Calm in a cost-of-living crisis?

By Brendan Padfield

- Last updated on GMT

Dealing with the bumps in the road: Brendan Padfield of the Unruly Pig
Dealing with the bumps in the road: Brendan Padfield of the Unruly Pig

Related tags: Food, Social responsibility, Freehouse, Pubco + head office

Brendan Padfield, owner of the Unruly Pig, Bromeswell, Suffolk, reflects upon the growing storm clouds facing hospitality.

I am a relative newbie to hospitality. Opening the Unruly Pig was supposed to be a glorious “retirement project” (albeit one longed dreamed about). While I believe I went in with eyes open (ie, owning a pub is no picnic) nothing really prepared me for so many bumps in the road. 

The first bump was a big one and came only 12 weeks after opening: a major fire and temporary closure (six months). But eventually we were able to dust ourselves down and got back on our trotters. The years that followed had their moments of course, but that is true of any people-driven business. However, just as we felt that we were developing a clear identity and position in our market, along came Brexit and labour shortages and then, to top it all, a world pandemic.

If that was not enough... 

And as they say, the rest is recent history. So, I am guessing I was not alone in cheering in 2022 to a new post-vaccination normal – hoping for some respite from the slings and arrows the country has had to face (but in the context that the hospitality sector has faced a disproportionate burden).

But if that was not enough, war in Europe arrived, feeding a major cost-of-living crisis. Almost every day, this crisis brings fresh and tougher challenges. I look in awe at how our team stoically cope and just adapt as best they can, in the face of adversity. Last week alone, Cromer crabs were facing Argentinian-like inflation and our linen costs went up another 26% overnight (they had already increased in January by 17%). The omens for the future are also not great.

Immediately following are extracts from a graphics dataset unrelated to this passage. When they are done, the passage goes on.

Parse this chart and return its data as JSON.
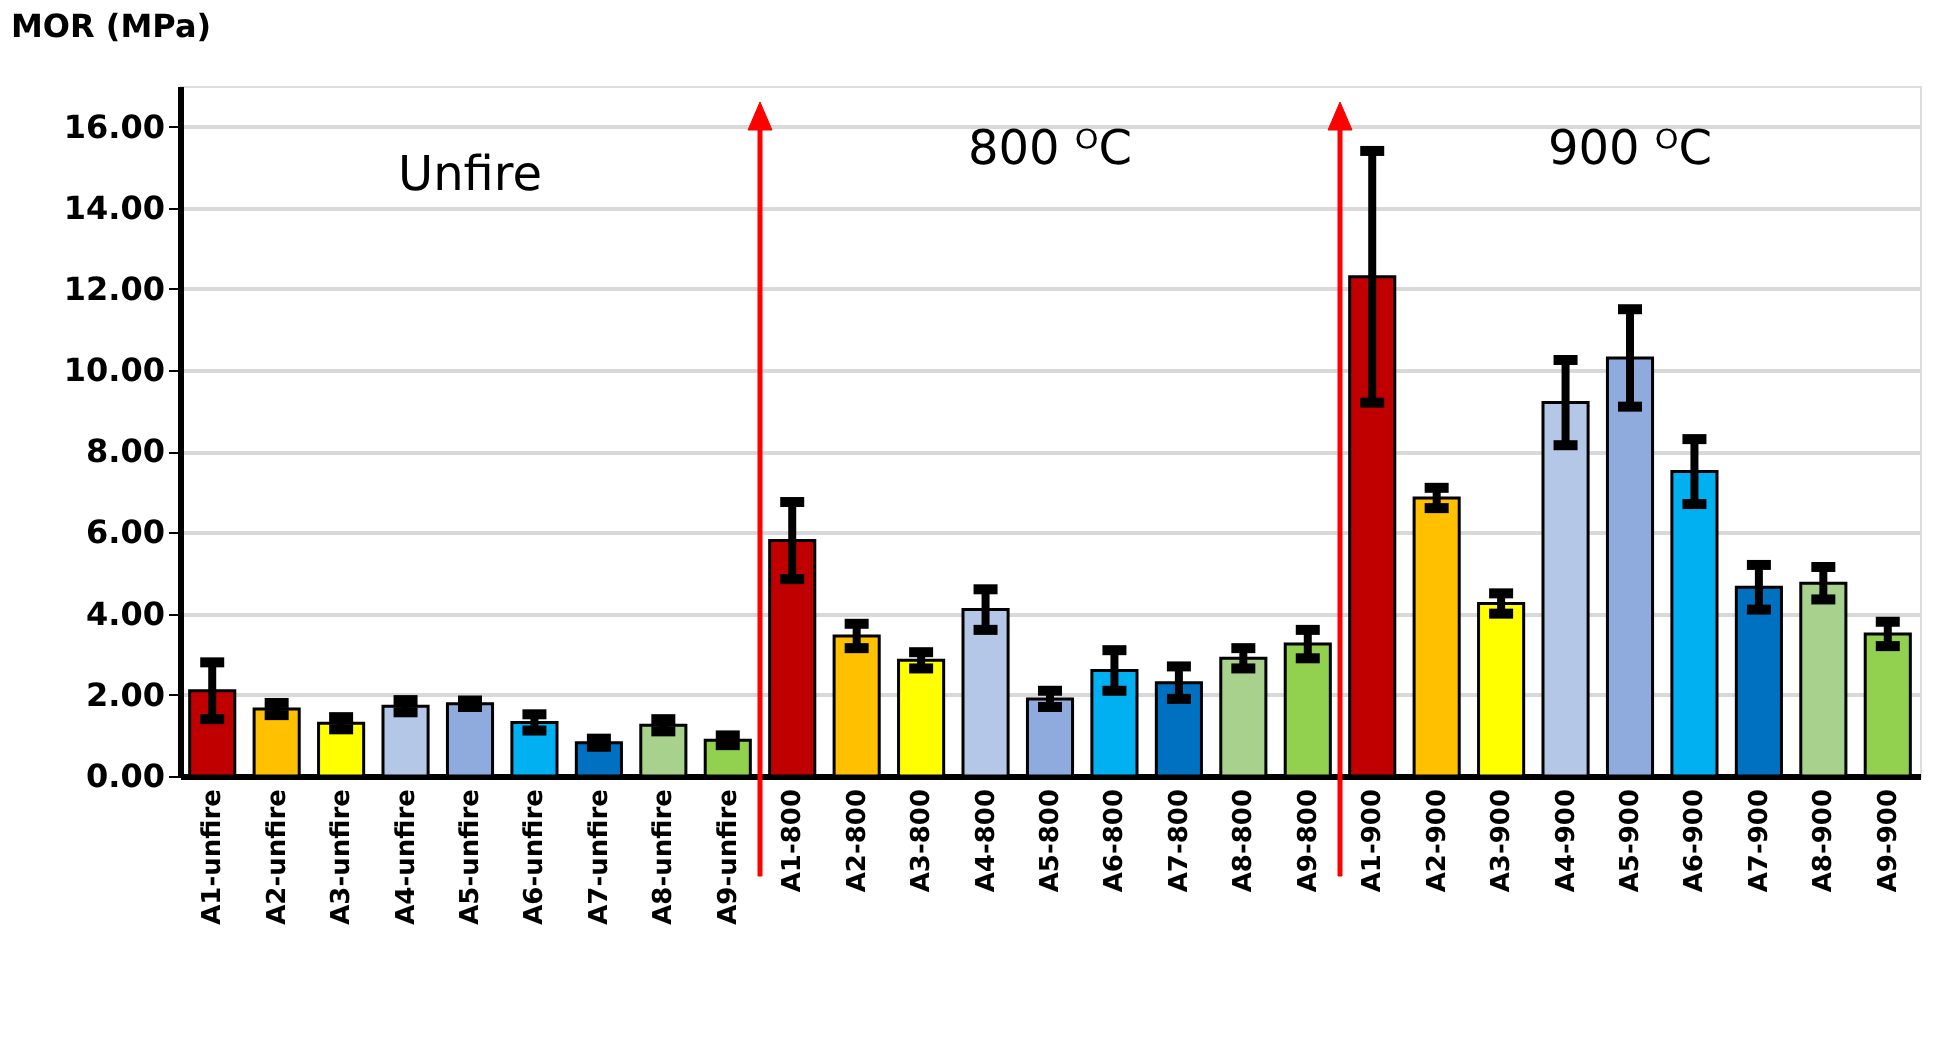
{
  "chart_data": {
    "type": "bar",
    "ylabel": "MOR (MPa)",
    "categories": [
      "A1-unfire",
      "A2-unfire",
      "A3-unfire",
      "A4-unfire",
      "A5-unfire",
      "A6-unfire",
      "A7-unfire",
      "A8-unfire",
      "A9-unfire",
      "A1-800",
      "A2-800",
      "A3-800",
      "A4-800",
      "A5-800",
      "A6-800",
      "A7-800",
      "A8-800",
      "A9-800",
      "A1-900",
      "A2-900",
      "A3-900",
      "A4-900",
      "A5-900",
      "A6-900",
      "A7-900",
      "A8-900",
      "A9-900"
    ],
    "values": [
      2.1,
      1.65,
      1.3,
      1.72,
      1.78,
      1.32,
      0.82,
      1.25,
      0.88,
      5.8,
      3.45,
      2.85,
      4.1,
      1.9,
      2.6,
      2.3,
      2.9,
      3.25,
      12.3,
      6.85,
      4.25,
      9.2,
      10.3,
      7.5,
      4.65,
      4.75,
      3.5
    ],
    "errors": [
      0.7,
      0.15,
      0.15,
      0.15,
      0.08,
      0.2,
      0.1,
      0.15,
      0.12,
      0.95,
      0.3,
      0.2,
      0.5,
      0.2,
      0.5,
      0.4,
      0.25,
      0.35,
      3.1,
      0.25,
      0.25,
      1.05,
      1.2,
      0.8,
      0.55,
      0.4,
      0.3
    ],
    "colors": [
      "#c00000",
      "#ffc000",
      "#ffff00",
      "#b4c7e7",
      "#8faadc",
      "#00b0f0",
      "#0070c0",
      "#a9d18e",
      "#92d050",
      "#c00000",
      "#ffc000",
      "#ffff00",
      "#b4c7e7",
      "#8faadc",
      "#00b0f0",
      "#0070c0",
      "#a9d18e",
      "#92d050",
      "#c00000",
      "#ffc000",
      "#ffff00",
      "#b4c7e7",
      "#8faadc",
      "#00b0f0",
      "#0070c0",
      "#a9d18e",
      "#92d050"
    ],
    "ylim": [
      0,
      17
    ],
    "yticks": [
      {
        "value": 0,
        "label": "0.00"
      },
      {
        "value": 2,
        "label": "2.00"
      },
      {
        "value": 4,
        "label": "4.00"
      },
      {
        "value": 6,
        "label": "6.00"
      },
      {
        "value": 8,
        "label": "8.00"
      },
      {
        "value": 10,
        "label": "10.00"
      },
      {
        "value": 12,
        "label": "12.00"
      },
      {
        "value": 14,
        "label": "14.00"
      },
      {
        "value": 16,
        "label": "16.00"
      }
    ],
    "grid": "y",
    "annotations": [
      "Unfire",
      "800 ᴼC",
      "900 ᴼC"
    ]
  }
}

This week, I heard about the pending egg price/supply issues that will hit the egg production cycle in five to six months (same old causes: Ukraine and the price of feed). The ‘R’ word (recession) is now more than a murmur and the OECD says the UK will have worst in league growth next year. And before that we have a further energy cap price increase that will inevitably lead to less discretionary spend on beers/meals out. 

... and the justification

But before I talk us all into collective depression, I hope it helps if I focus on some truisms:

  • Recessions come and go. Yes, there’s little avoiding that recession does create casualties but already I see our sector adapting and being nimble, testing new pricing strategies, reducing menu size, having a sharper focus on portion control, using less expensive cuts, etc. What doesn't kill you makes you stronger
  • We have arguably been through worse and come out the other side, albeit I get with the support of the furlough scheme
  • Whatever your position in your own market, an even sharper focus on delivering value for money should, logically, win through. But can I suggest that you should think long and hard before denuding the key elements of your offering? Reputations are hard-won but so easily and quickly lost
  • The need to seem resilient and positive to your team always is, in truth, sometimes wearing but is even more necessary in difficult times. If you are happy and positive, so they will be too with your customers 

So much for my “glorious” retirement project, eh? Well despite everything, I can still honestly say that I have mostly never been happier since joining hospitality. There is little better in life that the sound of a busy pub on a Saturday night and the smiles and praise of happy customers. Overall, the grass has still proved greener for me.